Lean in close

In lieu of the typically prolix, and not-always-helpful statements of intent which artists like to hang alongside their work, Adam O’Neal substitutes a dictionary definition. The word he defines, which also happens to double as the title for his exhibit, is “open.” It seems like an obtuse gesture at first, but after you spend some time with this McGuffey Art Center exhibit, you’ll see that it’s easy to understand what O’Neal’s doing. Using simple lines and geometric patterns, easy-on-the-eyes color schemes, iteration, and uncluttered composition, O’Neal meditates on open, imagining what it’s visual equivalent might be.
In this small exhibit— it takes up only half of an upper hall at McGuffey— O’Neal includes variations on three simple designs.

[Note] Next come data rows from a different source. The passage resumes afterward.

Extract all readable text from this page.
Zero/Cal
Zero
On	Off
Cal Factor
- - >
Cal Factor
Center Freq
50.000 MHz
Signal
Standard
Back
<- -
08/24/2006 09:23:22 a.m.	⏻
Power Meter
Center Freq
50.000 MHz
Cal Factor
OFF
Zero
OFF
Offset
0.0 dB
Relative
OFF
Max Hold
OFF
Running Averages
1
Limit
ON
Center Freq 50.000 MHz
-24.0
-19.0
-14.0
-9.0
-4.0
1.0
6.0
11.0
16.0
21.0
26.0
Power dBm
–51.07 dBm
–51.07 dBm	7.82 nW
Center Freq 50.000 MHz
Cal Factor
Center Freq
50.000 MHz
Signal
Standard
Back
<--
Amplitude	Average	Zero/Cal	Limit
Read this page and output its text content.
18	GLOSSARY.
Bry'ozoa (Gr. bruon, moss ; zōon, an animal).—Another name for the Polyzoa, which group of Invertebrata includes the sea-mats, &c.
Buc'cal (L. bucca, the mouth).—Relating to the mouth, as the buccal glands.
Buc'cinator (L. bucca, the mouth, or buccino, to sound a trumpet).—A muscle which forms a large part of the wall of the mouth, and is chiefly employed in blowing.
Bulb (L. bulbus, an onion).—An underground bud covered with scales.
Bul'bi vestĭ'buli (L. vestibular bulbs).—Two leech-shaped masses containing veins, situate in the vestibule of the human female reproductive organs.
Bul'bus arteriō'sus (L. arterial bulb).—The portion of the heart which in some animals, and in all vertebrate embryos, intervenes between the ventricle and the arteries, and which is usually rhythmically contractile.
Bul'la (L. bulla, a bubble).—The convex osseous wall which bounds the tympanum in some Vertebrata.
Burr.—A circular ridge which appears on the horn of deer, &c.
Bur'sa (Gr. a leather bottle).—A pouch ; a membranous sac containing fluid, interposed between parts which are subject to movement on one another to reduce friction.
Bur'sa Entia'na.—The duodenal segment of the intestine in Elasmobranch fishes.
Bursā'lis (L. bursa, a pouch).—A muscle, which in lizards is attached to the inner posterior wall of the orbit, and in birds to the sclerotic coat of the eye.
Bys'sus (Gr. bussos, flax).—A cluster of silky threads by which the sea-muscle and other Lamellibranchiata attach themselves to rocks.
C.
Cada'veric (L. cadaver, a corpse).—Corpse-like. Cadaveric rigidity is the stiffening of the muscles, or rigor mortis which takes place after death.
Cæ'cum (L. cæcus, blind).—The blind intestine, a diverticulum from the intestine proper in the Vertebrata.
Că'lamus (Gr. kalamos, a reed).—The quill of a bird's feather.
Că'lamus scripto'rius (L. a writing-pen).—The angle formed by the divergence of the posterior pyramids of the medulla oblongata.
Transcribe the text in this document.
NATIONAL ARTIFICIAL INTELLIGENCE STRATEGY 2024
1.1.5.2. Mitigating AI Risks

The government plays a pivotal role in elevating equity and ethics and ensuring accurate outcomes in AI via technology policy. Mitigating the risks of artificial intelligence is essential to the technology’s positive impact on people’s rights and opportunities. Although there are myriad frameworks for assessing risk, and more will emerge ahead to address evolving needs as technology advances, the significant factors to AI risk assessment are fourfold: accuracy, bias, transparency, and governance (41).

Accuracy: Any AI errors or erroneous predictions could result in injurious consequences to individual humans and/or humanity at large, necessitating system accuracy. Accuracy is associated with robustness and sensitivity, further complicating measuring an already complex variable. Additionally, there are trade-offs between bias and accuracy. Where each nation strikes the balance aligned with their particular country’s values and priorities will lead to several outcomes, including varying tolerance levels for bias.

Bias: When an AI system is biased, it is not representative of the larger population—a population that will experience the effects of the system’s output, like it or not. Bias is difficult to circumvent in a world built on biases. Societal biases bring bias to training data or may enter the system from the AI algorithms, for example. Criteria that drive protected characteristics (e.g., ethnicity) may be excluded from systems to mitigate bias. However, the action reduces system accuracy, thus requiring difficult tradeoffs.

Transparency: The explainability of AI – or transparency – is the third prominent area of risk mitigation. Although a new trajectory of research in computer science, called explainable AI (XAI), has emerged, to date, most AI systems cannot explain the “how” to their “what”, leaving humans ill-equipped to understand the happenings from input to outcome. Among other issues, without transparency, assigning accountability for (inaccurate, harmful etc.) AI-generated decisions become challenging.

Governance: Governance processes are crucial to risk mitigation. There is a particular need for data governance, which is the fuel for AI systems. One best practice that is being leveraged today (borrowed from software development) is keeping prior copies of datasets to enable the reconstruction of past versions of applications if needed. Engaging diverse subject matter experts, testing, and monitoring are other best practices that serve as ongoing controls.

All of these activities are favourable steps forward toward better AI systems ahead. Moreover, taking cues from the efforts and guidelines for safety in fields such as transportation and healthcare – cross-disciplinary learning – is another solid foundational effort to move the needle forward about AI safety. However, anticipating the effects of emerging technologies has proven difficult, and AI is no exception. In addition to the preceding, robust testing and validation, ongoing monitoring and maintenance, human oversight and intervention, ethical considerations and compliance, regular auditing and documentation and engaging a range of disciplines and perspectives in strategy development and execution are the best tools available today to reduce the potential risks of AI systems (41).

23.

His “Inside Out” series each consists of a square bordered by three long, skinny rectangles like the top view of an open cardboard box. Here, as with all of his work represented, O’Neal keeps his design exactly the same while he varies more peripheral elements, like color, texture, or framing.
O’Neal juxtaposes various shades of royal blue in “Inside Out Blue,” for example. Then, in “Inside Out Black” O’Neal only uses black, varying the thickness of his line to give this work an overlapping, echoing quality not present in the former piece.
O’Neal’s minimalist and meditative abstraction is especially apparent in the series “Open.” O’Neal repeats an image here that looks like the outline of the top of a door which seems to simultaneously rise and dissolve as it does. O’Neal manages this effect with just a few lines. In one version, “Open Drawing,” O’Neal employs the black-and-white of charcoal on paper. Two others, done in acrylics, preserve the composition as they substitute subtly colored, textured surface for the white space. The face of the work looks scraped or rubbed, and in small smears around the few lines O’Neal uses in this work, reds, blues and purples.
This is a superficially simple exhibit that at first draws you in with its small variation in detail. But as you lean in to investigate these tiny details, following their shifts and substitutions from work to work, it’s the large, simple gestures that leave a greater impression.